Tatsächlich veröffentlichte die Stadt bereits jetzt eine Stellungnahme zu diesem Thema und zeigt sich dabei auch als durchaus aufgeschlossen gegenüber verstärkten Hilfeleistungen für Prostituierte.
"Die Istanbul-Konvention verpflichtet alle staatlichen Ebenen, Frauen vor geschlechtsspezifischer Gewalt zu schützen. Frauen in der Prostitution sind besonders vulnerabel. Maßnahmen, die die Arbeit von Frauen in der Straßenprostitution sicherer machen, werden daher von der Verwaltung begrüßt", heißt es in der Stellungnahme.

Einen neuen Arbeitskreis halte die Stadt aber für unnötig. "Es existiert bereits mit der 'Fachgruppe Prostituiertenschutzgesetz' ein Arbeitskreis, der sich mit der Thematik befasst", so das Statement der Verwaltung. Allerdings sei diese Fachgruppe nach Meinung von Stadtrat Cramer Teil des Problems.
"Wir wollen die Frauen mit einbeziehen"
"Natürlich sind wir uns der Existenz der Fachgruppe bewusst. Allerdings arbeiten sie uns erstens nicht regelmäßig genug und zweitens ist sie dem Land unterstellt und arbeitet nur theoretisch - abgekapselt vom realen Arbeitsalltag der Prostituierten hier in Karlsruhe", erklärt Cramer.
Zwar bestätigt die Fachgruppe auf Nachfrage der Redaktion, dass nur wenig Kontakt zu Betroffenen bestehe, an einer Zusammenarbeit wäre die Fraktion aber dennoch interessiert. "Natürlich wären wir auch gerne bereit, die Fachgruppe des Schutzgesetzes in Karlsruhe einzubinden", führt Cramer fort. Allerdings habe die Fraktion einen anderen Verband im Blick, mit dem das Vorhaben umgesetzt werden soll.
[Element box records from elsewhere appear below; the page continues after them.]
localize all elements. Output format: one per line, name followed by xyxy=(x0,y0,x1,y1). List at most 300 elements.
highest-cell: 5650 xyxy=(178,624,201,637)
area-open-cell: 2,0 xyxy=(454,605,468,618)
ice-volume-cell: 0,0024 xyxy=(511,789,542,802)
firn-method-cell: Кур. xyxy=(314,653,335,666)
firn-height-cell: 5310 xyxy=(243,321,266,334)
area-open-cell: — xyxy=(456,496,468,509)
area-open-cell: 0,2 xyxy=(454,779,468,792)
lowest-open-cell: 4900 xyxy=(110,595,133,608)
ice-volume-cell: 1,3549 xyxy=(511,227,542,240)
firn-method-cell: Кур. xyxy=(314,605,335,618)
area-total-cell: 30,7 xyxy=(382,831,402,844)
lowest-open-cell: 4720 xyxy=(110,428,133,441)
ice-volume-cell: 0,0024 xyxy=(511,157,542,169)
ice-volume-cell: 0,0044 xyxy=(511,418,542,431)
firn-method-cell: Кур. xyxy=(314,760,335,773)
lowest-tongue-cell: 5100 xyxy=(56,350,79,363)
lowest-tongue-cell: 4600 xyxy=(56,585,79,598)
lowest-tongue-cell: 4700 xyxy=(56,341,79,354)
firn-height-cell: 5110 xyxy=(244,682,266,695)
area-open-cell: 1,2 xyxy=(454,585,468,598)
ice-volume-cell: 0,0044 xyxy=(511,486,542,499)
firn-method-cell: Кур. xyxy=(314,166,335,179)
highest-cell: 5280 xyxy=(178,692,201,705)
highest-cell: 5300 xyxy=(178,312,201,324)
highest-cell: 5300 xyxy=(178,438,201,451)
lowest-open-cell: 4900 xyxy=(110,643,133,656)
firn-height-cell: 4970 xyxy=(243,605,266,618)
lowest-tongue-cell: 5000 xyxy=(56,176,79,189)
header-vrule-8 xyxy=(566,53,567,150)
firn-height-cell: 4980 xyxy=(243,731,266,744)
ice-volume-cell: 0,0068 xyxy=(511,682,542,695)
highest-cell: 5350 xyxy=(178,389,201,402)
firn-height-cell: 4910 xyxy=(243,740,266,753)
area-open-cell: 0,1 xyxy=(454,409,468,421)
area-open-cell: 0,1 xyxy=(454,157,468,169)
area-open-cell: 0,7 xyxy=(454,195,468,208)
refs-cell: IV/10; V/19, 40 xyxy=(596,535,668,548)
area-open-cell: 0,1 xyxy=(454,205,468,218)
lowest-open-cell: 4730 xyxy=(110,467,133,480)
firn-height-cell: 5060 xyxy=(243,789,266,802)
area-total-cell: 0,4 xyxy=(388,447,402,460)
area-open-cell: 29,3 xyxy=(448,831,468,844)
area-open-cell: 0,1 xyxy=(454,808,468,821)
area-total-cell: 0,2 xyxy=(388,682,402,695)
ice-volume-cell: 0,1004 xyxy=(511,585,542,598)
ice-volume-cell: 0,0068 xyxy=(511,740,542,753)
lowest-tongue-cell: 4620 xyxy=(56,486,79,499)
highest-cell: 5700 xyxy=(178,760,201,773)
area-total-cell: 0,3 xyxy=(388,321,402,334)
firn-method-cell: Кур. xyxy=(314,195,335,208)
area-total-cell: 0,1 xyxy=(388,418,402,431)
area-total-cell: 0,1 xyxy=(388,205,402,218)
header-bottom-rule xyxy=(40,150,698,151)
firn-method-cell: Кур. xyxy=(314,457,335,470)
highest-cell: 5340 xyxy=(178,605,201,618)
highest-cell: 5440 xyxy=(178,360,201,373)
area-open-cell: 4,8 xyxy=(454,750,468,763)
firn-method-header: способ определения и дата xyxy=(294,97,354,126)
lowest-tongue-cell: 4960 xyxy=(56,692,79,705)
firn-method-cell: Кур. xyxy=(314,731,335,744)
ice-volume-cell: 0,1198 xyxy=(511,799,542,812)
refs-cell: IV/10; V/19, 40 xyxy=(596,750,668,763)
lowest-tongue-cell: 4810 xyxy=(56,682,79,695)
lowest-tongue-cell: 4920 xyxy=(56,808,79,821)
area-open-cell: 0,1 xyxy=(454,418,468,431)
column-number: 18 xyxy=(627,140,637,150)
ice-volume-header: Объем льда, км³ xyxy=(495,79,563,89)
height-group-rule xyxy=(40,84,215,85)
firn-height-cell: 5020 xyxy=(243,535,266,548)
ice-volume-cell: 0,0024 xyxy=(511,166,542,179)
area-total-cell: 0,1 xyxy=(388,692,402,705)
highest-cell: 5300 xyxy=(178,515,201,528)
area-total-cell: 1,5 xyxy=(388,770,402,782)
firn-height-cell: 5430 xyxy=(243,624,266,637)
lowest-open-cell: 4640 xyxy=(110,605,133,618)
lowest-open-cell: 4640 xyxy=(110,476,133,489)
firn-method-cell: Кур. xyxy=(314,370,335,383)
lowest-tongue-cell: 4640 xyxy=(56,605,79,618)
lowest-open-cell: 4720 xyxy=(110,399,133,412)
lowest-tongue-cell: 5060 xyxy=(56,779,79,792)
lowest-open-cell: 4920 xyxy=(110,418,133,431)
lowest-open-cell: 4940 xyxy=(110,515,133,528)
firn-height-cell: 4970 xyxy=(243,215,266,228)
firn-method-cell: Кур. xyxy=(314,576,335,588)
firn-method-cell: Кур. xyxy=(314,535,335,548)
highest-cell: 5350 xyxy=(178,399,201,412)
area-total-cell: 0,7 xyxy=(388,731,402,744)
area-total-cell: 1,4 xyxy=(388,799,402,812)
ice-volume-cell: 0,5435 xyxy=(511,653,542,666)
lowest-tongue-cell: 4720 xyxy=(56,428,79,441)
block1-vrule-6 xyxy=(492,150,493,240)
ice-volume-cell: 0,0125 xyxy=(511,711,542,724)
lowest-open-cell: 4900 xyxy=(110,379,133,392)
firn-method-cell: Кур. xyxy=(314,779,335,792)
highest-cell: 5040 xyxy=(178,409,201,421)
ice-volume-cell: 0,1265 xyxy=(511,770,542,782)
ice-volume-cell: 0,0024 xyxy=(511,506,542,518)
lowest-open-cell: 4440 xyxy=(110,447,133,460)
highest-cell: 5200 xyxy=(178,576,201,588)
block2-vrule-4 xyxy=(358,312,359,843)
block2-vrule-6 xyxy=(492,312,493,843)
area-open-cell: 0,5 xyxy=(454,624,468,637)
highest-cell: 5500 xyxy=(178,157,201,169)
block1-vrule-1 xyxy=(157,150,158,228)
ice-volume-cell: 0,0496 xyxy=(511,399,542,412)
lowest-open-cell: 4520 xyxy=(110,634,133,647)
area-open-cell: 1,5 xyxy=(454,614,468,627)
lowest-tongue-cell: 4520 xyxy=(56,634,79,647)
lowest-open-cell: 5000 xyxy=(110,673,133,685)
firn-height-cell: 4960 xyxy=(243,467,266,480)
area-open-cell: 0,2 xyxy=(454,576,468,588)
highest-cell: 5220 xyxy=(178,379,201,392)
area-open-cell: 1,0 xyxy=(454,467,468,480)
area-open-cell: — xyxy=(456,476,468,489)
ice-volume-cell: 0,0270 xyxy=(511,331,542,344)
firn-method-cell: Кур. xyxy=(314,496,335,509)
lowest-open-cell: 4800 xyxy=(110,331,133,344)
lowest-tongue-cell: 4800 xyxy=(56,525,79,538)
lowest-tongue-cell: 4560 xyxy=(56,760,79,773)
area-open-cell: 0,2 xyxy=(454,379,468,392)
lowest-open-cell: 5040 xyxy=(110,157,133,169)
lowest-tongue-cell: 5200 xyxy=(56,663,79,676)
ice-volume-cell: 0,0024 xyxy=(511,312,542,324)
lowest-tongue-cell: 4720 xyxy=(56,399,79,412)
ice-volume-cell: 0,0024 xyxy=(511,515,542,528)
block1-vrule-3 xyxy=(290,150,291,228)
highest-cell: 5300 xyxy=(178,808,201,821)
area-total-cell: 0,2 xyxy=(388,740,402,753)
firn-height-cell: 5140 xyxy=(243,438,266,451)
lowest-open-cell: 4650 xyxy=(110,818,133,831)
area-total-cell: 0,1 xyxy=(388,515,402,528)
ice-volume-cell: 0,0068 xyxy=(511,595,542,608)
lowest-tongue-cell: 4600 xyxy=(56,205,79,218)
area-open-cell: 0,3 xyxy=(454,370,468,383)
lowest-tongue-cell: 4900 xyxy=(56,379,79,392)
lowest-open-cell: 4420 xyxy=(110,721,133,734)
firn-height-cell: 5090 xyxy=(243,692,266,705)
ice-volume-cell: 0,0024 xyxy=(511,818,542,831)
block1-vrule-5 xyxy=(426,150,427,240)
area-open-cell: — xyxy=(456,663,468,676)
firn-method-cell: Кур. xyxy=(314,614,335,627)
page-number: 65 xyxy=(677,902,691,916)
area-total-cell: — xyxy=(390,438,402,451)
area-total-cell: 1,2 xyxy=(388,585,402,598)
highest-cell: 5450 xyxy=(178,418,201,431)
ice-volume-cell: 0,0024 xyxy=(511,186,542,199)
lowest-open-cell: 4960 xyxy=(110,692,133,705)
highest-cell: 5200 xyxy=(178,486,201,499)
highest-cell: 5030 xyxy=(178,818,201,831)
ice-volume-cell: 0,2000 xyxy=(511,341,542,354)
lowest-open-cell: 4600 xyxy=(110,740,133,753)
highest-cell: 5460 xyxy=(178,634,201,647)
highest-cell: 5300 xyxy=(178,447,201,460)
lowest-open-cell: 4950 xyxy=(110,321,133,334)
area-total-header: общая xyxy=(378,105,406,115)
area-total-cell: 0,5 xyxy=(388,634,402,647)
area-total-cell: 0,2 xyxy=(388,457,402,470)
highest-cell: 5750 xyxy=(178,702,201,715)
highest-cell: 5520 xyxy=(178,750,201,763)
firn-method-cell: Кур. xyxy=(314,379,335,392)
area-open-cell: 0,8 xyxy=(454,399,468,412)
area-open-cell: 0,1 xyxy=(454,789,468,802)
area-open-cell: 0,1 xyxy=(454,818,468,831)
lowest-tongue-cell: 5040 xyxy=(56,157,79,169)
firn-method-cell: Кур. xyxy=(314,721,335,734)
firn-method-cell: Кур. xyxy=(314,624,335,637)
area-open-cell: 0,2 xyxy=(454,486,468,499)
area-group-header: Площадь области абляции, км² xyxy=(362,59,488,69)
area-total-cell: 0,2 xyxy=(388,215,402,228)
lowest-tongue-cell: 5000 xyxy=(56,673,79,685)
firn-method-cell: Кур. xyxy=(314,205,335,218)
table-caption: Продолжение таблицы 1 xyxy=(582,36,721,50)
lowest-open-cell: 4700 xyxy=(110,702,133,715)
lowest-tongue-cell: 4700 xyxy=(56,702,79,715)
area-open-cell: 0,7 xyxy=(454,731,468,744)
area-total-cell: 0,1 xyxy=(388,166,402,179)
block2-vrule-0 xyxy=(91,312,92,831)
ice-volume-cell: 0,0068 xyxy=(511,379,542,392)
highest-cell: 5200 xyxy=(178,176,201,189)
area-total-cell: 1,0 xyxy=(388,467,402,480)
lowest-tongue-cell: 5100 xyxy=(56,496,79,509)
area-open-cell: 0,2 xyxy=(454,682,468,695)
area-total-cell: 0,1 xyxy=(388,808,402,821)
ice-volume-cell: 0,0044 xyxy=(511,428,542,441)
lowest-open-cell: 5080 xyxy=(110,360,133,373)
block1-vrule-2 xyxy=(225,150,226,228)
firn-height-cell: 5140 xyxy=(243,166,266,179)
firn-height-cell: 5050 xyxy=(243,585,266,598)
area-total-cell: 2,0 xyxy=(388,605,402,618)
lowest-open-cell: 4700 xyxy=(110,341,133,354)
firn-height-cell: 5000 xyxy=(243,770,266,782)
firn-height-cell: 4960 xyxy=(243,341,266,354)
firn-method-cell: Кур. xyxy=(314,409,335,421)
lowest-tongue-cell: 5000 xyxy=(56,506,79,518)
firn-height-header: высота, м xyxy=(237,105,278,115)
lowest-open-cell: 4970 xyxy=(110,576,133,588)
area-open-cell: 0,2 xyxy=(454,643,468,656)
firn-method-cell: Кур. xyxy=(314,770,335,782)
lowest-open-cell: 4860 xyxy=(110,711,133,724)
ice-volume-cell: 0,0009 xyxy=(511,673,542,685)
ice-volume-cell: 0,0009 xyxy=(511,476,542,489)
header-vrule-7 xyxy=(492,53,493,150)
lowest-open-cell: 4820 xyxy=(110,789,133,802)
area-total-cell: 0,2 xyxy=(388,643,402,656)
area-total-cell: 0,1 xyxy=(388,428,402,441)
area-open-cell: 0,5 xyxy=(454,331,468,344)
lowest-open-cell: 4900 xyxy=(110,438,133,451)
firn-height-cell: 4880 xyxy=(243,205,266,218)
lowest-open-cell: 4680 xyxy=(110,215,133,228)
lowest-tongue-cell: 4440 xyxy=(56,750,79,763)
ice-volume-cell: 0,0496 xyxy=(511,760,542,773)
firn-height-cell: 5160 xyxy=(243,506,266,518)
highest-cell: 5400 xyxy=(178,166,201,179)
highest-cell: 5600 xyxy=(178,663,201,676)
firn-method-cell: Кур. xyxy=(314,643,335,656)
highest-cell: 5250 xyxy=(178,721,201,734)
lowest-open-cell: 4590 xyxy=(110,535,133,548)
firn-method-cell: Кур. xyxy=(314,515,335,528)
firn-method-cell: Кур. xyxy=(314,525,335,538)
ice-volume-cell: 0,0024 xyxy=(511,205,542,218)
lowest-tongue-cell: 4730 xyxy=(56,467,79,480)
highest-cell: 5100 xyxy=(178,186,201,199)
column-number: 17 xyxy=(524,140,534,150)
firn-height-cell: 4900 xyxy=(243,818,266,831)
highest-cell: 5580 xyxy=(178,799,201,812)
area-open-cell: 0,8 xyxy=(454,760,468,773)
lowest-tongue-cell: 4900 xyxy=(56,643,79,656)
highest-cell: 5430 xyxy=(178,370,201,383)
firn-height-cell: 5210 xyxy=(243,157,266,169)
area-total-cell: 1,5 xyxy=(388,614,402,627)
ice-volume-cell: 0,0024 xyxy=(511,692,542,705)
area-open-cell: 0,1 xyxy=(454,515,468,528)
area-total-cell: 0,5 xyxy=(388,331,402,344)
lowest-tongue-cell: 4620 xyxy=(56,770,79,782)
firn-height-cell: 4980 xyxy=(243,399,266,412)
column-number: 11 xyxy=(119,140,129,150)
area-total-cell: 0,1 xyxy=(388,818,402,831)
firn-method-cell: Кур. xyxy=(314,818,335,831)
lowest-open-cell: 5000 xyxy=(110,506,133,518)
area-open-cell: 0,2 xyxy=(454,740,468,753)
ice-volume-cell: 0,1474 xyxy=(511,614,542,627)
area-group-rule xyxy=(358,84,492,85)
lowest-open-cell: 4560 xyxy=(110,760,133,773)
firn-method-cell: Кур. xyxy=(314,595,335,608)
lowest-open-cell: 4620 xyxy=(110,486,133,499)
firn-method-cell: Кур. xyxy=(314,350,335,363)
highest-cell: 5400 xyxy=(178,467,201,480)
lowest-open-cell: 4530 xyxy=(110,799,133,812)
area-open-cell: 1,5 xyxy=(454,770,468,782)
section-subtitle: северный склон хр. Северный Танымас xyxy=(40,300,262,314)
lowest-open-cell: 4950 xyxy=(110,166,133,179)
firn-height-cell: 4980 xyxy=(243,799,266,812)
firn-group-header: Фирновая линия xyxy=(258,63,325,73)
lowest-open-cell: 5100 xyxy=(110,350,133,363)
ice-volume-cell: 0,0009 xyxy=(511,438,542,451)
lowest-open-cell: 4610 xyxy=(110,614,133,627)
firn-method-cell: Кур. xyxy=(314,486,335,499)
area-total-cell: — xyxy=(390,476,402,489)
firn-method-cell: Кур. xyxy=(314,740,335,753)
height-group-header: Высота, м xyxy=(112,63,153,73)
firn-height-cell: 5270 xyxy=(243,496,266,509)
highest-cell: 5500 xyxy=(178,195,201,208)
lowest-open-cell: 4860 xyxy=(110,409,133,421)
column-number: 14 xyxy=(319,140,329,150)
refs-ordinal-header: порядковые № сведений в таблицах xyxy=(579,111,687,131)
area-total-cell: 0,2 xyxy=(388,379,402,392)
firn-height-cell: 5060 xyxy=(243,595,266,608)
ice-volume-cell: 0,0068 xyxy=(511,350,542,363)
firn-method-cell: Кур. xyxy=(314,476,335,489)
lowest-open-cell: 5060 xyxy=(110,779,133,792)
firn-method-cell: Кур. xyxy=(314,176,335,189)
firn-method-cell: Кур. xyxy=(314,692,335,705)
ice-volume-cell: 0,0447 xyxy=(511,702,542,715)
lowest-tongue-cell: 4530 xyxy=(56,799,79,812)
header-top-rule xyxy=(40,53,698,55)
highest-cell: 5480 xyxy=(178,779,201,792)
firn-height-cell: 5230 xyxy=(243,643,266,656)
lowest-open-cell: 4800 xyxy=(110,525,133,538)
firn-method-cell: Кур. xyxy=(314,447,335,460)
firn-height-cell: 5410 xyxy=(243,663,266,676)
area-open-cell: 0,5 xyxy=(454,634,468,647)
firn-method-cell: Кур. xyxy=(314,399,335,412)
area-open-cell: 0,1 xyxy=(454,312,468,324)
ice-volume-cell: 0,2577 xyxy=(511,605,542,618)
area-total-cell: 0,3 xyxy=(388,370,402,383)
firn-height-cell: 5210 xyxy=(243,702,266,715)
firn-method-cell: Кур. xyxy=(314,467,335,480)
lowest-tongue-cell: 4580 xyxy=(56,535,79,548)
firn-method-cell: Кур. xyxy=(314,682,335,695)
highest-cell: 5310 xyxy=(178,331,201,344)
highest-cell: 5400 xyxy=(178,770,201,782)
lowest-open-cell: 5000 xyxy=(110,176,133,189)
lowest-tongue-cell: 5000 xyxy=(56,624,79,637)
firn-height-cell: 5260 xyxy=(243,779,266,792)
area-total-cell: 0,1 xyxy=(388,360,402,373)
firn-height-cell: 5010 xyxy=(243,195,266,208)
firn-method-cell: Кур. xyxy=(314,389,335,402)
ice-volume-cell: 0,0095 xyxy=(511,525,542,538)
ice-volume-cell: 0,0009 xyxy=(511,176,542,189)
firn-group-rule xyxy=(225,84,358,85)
"Wir wollen mit Menschen statt mit Konzepten arbeiten und die Frauen auf dem Straßenstrich wirklich zu Wort kommen lassen. Deshalb möchten wir mit der Diakonie Karlsruhe zusammenarbeiten, die mit Ihrer Beratungsstelle 'Luise' schon seit Jahren Hilfsangebote für Prostituierte unterbreitet. Die Diakonie pflegt außerdem den Kontakt zu den Frauen und zu deren Wünschen", berichtet der Stadtrat im Gespräch mit ka-news.de.
"Wir bieten akzeptierende und wertschätzende Beratung"
Auf Nachfrage der Redaktion werden Cramers Aussagen auch von der Diakonie bestätigt. "Seit 2014 bietet das Programm 'Luise' Frauen in der Prostitution, aber auch weiteren betroffenen Personen, niederschwellige, akzeptierende und wertschätzende Beratung an. Diese ist anonym und kostenlos. Wir arbeiten ergebnisoffen und finden individuelle Lösungen für jede Frage. Eine der Lösungen ist der Ausstieg aus der Prostitution", sagt der Direktor der Diakonie, Wolfgang Stoll.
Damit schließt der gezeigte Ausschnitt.